How much does it cost to replace a septic tank?

The cost to replace a septic tank for a conventional system can run between $3,000 to $7,000. Alternative systems can cost even more, according to the EPA. It’s always a good idea to have enough coverage for large expenses. But this becomes even more important if you can’t reasonably afford to pay thousands of dollars for a new septic system.

Most insurers set other structure coverage limits at 10% of your dwelling coverage, according to the Insurance Information Institute. So if your home’s replacement cost coverage is $400,000, your limit would be $40,000. While that may be more than enough to buy a new septic tank, remember that the limit also applies to other parts of your property not attached to the main structure, such as fences, detached garages, fences, and swimming pools.

Additionally, most homeowners insurance policies will not cover damages caused by wear and tear, floods, or earthquakes. So, it may be smart to purchase specialty coverage with your homeowners insurance policy. Depending on your state, flood zone, and other factors, a local insurance agent can make recommendations and help you compare quotes.

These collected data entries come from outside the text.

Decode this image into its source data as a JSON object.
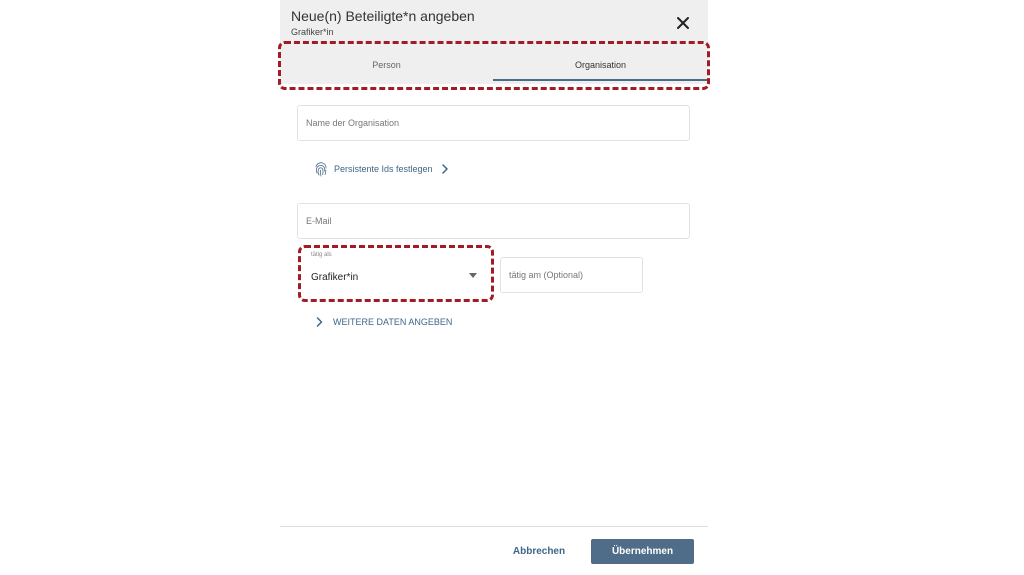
{
  "dialog": {
    "title": "Neue(n) Beteiligte*n angeben",
    "subtitle": "Grafiker*in",
    "close_icon": "close-icon"
  },
  "tabs": [
    {
      "label": "Person",
      "active": false
    },
    {
      "label": "Organisation",
      "active": true
    }
  ],
  "form": {
    "org_name_placeholder": "Name der Organisation",
    "persistent_ids_label": "Persistente Ids festlegen",
    "persistent_ids_icon": "fingerprint-icon",
    "email_placeholder": "E-Mail",
    "role_select": {
      "label": "tätig als",
      "value": "Grafiker*in"
    },
    "date_placeholder": "tätig am (Optional)",
    "more_data_label": "WEITERE DATEN ANGEBEN"
  },
  "footer": {
    "cancel_label": "Abbrechen",
    "apply_label": "Übernehmen"
  },
  "colors": {
    "accent": "#3e6688",
    "primary_button": "#4f6c88",
    "highlight": "#a11c24",
    "header_bg": "#efefef"
  }
}
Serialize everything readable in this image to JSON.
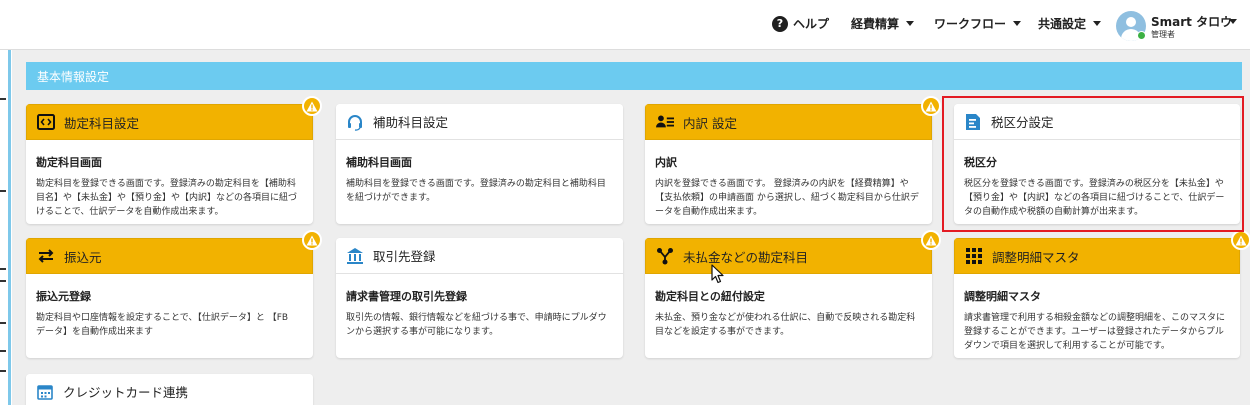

2 additional types of coverage for your septic tank

1. Home warranty

A home warranty contract may be an option to reduce maintenance and repair costs for your septic system. Home warranties are service contracts to repair or replace items like your HVAC and water heater. A home warranty can cost $350 to $700 a year. If you just purchased your home, your realtor may have recommendations for preferred companies in your location. However, it pays to do your own research as well. A few popular home warranty companies are American Home Shield, Landmark Home Warranty, and Choice Home Warranty.

2. Service line coverage

As a homeowner, you are responsible for maintaining your service lines. Service lines are utility lines or pipes that give your home electricity, gas, water, and sewer functions. Your homeowners insurance provider may have a service line endorsement that covers your septic pipes from damage.